Things Only Ace Thinks About

Sometimes my life is boring. Sometimes it's interesting. Usually it's more often the former and not so much the latter. Sometimes I can make it through my day only by pretending I have a documentary crew following me around, and that's when I'm glad that my inner-monologue cannot be heard by others. Everyone thinks like this, yes? And everyone loves Elvis, and the Brady Bunch, and Stephen King, and birthdays, right?

Monday, November 20, 2006

Classy touches from Hollywood

Do we all remember the O.J. trial? Ah, the good times: the glove, Kato, the Bronco. Memories, memories. Well, Simpson, in yet another attempt to prove just how innocent he is in the brutal slaying of his wife and another man, decided he would write a book. And by write, I'm guessing I mean "write" since the man can barely sign an autograph while denying his involvement in the murder.

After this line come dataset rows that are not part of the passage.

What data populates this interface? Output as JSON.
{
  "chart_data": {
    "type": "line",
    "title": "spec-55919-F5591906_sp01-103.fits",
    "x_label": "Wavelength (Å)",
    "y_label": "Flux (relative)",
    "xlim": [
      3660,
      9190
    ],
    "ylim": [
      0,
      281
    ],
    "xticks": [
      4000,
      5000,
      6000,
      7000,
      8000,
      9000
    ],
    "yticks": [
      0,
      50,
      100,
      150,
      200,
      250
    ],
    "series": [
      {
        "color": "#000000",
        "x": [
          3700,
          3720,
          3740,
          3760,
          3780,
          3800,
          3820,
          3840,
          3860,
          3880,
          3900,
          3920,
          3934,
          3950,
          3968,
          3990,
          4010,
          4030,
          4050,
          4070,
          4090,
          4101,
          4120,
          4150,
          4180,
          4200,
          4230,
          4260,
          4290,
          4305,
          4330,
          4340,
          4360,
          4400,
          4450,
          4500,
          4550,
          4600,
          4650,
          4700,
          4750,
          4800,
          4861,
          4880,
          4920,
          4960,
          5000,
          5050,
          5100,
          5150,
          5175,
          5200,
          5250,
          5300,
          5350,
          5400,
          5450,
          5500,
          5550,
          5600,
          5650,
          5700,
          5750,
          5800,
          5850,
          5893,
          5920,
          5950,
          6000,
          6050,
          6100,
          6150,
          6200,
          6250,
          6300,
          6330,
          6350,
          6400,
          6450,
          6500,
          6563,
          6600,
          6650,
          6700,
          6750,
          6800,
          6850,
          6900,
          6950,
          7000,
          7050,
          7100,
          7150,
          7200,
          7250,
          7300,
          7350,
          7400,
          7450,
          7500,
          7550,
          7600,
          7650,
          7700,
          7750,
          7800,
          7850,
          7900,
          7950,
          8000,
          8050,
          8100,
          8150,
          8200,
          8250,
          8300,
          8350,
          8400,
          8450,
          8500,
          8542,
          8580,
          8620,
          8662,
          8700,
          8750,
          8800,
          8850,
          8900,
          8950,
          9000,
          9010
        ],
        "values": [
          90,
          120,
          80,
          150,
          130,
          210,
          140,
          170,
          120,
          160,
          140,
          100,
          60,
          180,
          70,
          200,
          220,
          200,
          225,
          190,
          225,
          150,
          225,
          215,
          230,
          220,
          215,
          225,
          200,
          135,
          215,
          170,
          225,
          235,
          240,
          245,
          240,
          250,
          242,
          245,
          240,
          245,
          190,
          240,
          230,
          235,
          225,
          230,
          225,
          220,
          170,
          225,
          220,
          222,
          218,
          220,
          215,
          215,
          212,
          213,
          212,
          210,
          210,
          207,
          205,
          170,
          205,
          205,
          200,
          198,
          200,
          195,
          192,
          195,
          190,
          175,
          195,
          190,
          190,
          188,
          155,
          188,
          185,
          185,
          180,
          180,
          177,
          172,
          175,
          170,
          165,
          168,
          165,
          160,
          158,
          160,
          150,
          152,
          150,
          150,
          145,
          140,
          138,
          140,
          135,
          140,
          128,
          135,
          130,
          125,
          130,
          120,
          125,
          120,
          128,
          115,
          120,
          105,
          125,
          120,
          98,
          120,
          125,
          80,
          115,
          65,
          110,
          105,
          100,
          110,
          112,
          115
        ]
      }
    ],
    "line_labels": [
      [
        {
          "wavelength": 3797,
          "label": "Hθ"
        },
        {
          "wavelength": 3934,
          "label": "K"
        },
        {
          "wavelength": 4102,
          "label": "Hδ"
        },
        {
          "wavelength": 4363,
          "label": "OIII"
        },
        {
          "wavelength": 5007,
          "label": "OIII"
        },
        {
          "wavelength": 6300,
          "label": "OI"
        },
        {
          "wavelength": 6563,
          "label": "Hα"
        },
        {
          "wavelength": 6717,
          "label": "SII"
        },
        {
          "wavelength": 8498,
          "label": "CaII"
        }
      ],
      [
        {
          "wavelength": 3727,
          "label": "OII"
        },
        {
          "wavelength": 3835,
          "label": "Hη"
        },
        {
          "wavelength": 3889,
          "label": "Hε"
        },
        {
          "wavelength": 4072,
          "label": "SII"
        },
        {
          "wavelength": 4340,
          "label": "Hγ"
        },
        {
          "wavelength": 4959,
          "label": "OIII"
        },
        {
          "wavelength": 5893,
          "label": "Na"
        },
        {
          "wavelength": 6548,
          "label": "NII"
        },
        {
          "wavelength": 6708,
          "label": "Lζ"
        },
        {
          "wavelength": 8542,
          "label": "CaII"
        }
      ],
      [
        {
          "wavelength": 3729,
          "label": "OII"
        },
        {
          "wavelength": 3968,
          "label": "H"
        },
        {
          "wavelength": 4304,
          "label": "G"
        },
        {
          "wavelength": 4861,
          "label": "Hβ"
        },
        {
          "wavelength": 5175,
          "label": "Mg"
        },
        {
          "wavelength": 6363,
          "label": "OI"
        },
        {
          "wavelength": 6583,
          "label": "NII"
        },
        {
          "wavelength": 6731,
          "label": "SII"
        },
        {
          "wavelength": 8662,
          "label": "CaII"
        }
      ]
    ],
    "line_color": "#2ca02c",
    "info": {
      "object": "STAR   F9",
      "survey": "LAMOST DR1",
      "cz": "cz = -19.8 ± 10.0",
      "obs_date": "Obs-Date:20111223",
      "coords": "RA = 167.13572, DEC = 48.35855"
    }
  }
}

Anyways, the book was to be about how O.J. would have committed the murders, if he had done them. The title? If I Did It. The subtitle: Which I Totally Didn't, Because Remember How I Was All Acquitted and Stuff and Have Spent the Last Eleven Years Trying to Find the Real Killer In Between Rounds of Golf, Because I'm Innocent?

The book sounded like a good idea from day one. And not at all in bad taste. Apparently, though, there was a bit of an uproar and someone brought it to some marketing genius’s attention.

Rupert Murdoch, chairman of the company that owns the publishing house that gave this project the thumbs up, stated that "I and senior management agree with the American public that this was an ill-considered project."

No shit, Sherlock. Ill-considered, though? Really? See, when a pleasantly plump lady wears low-riders and a too-short shirt, that is ill-considered. When I stand in line behind Granny Grocery who has a couple for every goddamn thing in her cart, that's ill-considered. When you gossip in the department bathroom without first checking to see who all is around, that, my friends, is ill-considered.

Commissioning an "innocent" man to write a book on how he would have killed his wife so that he could have gotten away with it*, and still shown that bitch what's what, that might be more than ill-considered. Perhaps very ill-considered. Or even, and I hate to go out on a limb here, fucking retarded. Ass-hats.

Speaking of douchebags from Hollywood, a big shout-out to the racist Michael Richards, aka Kramer. Yelling racial epithets at hecklers during a stand-up routine is a great way to move your career forward, so well done. Perhaps calling two African-American men the n-word and announcing that fifty years ago he would have had them upside down with a fucking fork up their asses, and then telling them that that's what they get for interrupting "the white man," was a poor idea.

Some might even call it ill-considered.

*Of course, that makes it sound as though he didn't already get away with it.